Just curious, you seem to be in favor of a single free trade area, but I wonder how you intend to enforce it without courts? How will workers and job creators move around without open borders, and how will goods get to where they want to go as easily? It's easy to say "free trade", but without international agreements, what's to stop a country from setting up high tariffs? And once one does of course other countries will have to respond, and before you know it everyone is just fighting over scraps. Instead we have the European Union, in an effort to at least work together for the benefit of everyone. Sure it's not perfect by any means, but why would you advocate for less co-operation - how will that solve anything?

>Just curious, you seem to be in favor of a single free trade area, but I wonder how you intend to enforce it without courts?
When I say free trade area all I mean is a tariff free zone. Denmark already got such a deal with the other Nordic nations before we joined the EU. There is no need for any laws or super national courts. Its is only if you want to establish industry standards for the trade zone you would need courts and laws. I am not in ANYWAY interested in sharing standards with the likes of Poland ans Spain.
>How will workers and job creators move around without open borders
They wont.
>and how will goods get to where they want to go as easily?
this one is harder.
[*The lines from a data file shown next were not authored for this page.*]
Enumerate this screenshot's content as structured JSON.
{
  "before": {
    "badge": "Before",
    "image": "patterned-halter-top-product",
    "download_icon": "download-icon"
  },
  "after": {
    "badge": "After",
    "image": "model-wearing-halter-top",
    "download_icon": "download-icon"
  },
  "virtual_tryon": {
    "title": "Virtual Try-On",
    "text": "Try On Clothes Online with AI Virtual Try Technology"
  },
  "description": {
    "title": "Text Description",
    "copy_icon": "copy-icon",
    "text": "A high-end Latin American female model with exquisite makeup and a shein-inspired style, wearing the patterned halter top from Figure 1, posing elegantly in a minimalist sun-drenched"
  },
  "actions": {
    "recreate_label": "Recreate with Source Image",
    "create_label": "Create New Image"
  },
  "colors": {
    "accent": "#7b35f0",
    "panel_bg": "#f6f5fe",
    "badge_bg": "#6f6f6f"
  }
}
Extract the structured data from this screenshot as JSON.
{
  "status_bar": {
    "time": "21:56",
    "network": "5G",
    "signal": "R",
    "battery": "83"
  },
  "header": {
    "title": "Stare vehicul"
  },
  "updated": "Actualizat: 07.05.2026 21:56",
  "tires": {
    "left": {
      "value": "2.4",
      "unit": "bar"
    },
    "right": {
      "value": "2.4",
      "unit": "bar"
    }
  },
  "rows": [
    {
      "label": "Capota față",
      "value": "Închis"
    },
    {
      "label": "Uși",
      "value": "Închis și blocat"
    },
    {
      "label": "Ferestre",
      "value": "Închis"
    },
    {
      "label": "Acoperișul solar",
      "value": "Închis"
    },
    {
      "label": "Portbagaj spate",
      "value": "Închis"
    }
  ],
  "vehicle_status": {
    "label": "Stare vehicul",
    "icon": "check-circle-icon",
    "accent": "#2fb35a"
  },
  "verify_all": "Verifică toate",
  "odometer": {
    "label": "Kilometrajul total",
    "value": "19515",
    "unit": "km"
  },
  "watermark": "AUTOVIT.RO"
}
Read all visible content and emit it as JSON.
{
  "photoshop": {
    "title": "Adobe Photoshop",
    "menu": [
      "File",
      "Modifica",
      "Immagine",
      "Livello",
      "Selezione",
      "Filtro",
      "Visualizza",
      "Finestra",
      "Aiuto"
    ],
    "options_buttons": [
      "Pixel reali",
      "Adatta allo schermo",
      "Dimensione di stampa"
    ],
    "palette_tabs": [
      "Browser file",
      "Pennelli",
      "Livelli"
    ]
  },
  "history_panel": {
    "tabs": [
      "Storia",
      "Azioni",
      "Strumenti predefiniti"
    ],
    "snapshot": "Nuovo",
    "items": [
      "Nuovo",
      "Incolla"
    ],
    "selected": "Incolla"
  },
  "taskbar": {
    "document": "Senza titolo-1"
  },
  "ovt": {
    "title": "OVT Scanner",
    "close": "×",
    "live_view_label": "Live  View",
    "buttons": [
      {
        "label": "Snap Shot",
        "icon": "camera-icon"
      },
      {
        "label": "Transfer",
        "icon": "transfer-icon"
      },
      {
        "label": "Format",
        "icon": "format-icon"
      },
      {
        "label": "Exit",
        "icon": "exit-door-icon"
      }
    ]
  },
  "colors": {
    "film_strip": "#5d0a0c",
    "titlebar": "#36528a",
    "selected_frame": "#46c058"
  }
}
I am pretty sure that some inter state trade would be lost if the EU went back to being a simple free trade tariff free zone. However I dont consider this a big enough drawback compared to the disaster that the EU is now.
>but without international agreements, what's to stop a country from setting up high tariffs?
true but you do not need courts for this. International or interstate agreements can be made without international or supernational courts.
> Instead we have the European Union, in an effort to at least work together for the benefit of everyone.
that is not the purpose of the EU. The EU is a central European and American idea to end the hostilities between the European nations by making them economical dependable on each other. The EU in its core is about creating a federal Europe. Some would consider that a benefit I dont.
>why would you advocate for less co-operation
I do not mind cooperation but I wont give up my rights to self determination and the sovereignty of my 1500 year old nation. Danes are distinct compared to Europe as a whole and I want it to remain that way. So working together is not a problem until a point. That point being European law superseding Danish law.
>how will that solve anything?
what exactly is there to solve? In my view nothing.

wtf is up with norway??

Can confirm, that I speak French

They don't give a fuck.

No. Europe is too vast with too split cultures for it to work.